Estremamente importante nella tecnologia per le sue caratteristiche meccaniche, la sua lavorabilità e in tempi recenti per le leghe da esso derivate, la ghisa e l'acciaio: in passato fu tanto importante da dare il nome ad un'intero periodo storico, l'età del ferro.
In alchimia, durante il medioevo, il ferro era associato a Marte.
Il ferro è un metallo estratto da minerali: quasi mai si rinviene ferro puro in natura. Per ottenere il ferro dai suoi minerali è necessario rimuovere le impurità per riduzione chimica del minerale. Il ferro si usa solitamente per produrre acciaio, che è una lega a base di ferro, carbonio e altri elementi.
Il nucleo di ferro ha la più alta energia di legame per nucleone, perciò è l'elemento più pesante che è possibile produrre per fusione di nuclei atomici più leggeri e il più leggero che è possibile ottenere per fissione: quando una stella esaurisce tutti gli altri nuclei leggeri e arriva ad essere composta in gran parte di ferro, la reazione nucleare di fusione nel suo nucleo si ferma, provocando il collasso della stella su sé stessa e dando origine ad una supernova.
Secondo alcuni modelli cosmologici che teorizzano un universo aperto, vi sarà una fase dove, a seguito di lente reazioni di fusione e fissione nuclare, tutta la materia sarà costituita da ferro.
Le prime prove di uso del ferro vengono dai Sumeri e dagli Egiziani, che già 4000 anni prima di Cristo lo usavano per piccoli oggetti come punte di lancia e gioielli ricavati dal ferro recuperato da meteoriti.
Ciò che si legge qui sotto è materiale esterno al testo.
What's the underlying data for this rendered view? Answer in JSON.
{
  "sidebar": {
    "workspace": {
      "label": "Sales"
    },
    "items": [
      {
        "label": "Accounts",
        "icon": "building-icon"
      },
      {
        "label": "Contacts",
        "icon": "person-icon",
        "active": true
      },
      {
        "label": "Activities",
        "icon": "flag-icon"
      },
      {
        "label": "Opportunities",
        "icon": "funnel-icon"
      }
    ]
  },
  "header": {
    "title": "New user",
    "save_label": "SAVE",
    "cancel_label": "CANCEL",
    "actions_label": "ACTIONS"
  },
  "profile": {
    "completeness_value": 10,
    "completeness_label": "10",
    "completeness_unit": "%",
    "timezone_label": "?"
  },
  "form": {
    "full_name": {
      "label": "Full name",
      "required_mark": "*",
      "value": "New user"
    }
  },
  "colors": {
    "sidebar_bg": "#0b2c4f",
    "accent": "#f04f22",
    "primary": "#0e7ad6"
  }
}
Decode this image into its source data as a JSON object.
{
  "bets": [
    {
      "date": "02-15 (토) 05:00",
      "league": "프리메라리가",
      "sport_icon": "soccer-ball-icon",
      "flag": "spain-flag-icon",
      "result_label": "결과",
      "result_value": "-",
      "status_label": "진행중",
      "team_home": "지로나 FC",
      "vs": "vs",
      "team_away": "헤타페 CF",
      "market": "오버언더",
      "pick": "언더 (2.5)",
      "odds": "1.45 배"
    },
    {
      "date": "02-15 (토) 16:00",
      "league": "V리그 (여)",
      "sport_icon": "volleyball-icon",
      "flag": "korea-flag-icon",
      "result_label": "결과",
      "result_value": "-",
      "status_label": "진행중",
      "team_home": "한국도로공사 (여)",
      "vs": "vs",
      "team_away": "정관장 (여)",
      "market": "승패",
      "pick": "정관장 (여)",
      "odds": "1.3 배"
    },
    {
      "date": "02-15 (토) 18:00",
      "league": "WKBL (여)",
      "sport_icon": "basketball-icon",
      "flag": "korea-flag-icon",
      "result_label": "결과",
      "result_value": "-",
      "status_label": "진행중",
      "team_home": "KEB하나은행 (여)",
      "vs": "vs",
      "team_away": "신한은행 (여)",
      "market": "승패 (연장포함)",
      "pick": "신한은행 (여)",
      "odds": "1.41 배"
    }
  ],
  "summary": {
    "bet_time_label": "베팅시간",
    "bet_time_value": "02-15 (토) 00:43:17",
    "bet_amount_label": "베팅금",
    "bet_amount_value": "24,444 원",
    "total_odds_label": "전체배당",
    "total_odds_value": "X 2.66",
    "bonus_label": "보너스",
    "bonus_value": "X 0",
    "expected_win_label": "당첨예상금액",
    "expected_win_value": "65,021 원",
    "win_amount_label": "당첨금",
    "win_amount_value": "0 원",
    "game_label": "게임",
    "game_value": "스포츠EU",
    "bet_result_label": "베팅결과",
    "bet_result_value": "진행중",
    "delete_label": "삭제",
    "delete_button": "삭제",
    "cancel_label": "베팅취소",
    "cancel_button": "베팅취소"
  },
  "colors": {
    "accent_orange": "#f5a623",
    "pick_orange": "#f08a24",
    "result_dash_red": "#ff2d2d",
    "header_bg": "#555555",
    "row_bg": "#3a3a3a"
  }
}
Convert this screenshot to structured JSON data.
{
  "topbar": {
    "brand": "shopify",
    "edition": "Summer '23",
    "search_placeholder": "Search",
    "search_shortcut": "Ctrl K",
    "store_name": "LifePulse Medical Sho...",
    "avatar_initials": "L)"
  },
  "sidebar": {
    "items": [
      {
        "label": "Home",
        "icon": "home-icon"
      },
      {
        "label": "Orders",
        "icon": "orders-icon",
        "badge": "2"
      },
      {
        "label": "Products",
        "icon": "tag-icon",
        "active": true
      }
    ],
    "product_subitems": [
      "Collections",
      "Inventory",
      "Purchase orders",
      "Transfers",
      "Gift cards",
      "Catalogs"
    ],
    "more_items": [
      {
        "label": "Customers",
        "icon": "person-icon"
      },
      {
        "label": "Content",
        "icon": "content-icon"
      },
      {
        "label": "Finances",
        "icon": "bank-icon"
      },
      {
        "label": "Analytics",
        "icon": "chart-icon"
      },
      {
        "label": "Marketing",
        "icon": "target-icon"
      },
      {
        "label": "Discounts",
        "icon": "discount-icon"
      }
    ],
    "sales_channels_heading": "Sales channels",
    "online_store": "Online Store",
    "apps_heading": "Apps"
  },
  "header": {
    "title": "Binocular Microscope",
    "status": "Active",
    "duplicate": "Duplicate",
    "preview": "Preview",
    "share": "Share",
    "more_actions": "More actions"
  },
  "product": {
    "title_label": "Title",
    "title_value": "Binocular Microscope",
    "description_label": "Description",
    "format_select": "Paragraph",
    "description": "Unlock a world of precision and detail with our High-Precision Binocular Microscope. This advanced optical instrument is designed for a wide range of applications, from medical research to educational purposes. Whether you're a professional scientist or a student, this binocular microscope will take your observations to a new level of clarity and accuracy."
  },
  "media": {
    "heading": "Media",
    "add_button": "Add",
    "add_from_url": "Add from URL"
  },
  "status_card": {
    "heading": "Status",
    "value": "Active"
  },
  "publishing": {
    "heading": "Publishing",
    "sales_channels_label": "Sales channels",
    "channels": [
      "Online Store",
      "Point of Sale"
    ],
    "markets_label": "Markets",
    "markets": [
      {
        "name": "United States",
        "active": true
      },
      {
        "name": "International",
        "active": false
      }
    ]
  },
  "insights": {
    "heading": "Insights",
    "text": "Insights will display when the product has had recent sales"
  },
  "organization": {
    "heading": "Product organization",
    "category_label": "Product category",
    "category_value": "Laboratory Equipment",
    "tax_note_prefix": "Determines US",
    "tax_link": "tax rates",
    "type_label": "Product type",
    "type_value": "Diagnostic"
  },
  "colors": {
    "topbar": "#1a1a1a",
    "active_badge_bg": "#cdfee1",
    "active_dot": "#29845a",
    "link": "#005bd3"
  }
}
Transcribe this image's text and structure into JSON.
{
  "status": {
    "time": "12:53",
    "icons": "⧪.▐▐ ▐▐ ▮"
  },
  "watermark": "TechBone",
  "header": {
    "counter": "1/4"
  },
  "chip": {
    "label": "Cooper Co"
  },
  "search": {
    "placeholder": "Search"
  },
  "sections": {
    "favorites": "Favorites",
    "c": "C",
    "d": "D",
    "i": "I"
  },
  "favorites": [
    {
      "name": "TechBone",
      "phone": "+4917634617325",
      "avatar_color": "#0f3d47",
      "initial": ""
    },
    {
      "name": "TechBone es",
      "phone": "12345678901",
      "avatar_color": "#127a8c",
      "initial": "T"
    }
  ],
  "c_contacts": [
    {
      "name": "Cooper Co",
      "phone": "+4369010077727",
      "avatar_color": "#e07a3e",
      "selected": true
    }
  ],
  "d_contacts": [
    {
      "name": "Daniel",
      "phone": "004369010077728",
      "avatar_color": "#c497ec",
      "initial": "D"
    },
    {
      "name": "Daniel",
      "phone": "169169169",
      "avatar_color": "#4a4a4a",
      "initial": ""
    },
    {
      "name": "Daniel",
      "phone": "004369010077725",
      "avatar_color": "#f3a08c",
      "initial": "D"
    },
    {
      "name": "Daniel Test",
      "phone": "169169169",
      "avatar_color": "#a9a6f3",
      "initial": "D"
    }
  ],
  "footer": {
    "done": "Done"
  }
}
Poiché i meteoriti cadono dal cielo, alcuni linguisti hanno ipotizzato che la parola inglese iron (ferro), copiata in molte altre lingue dell'Europa nordoccidentale, derivi dall'etrusco aisar, che significa "gli dei".
La storia dell'impiego e della produzione del ferro è comune a quella delle sue leghe ghisa e acciaio.
Il ferro è uno degli elementi più comuni sulla Terra di cui costituisce circa il 5% della crosta. La maggior parte di esso si trova in minerali costituiti da suoi vari ossidi, tra cui l'ematite, la magnetite e la taconite.
Si ritiene che il nucleo della Terra sia costituito principalmente da una lega di ferro e nichel, la stessa di cui è costituito circa il 5% delle meteoriti. Benché rare, queste sono la principale fonte di ferro reperibile in natura allo stato metallico.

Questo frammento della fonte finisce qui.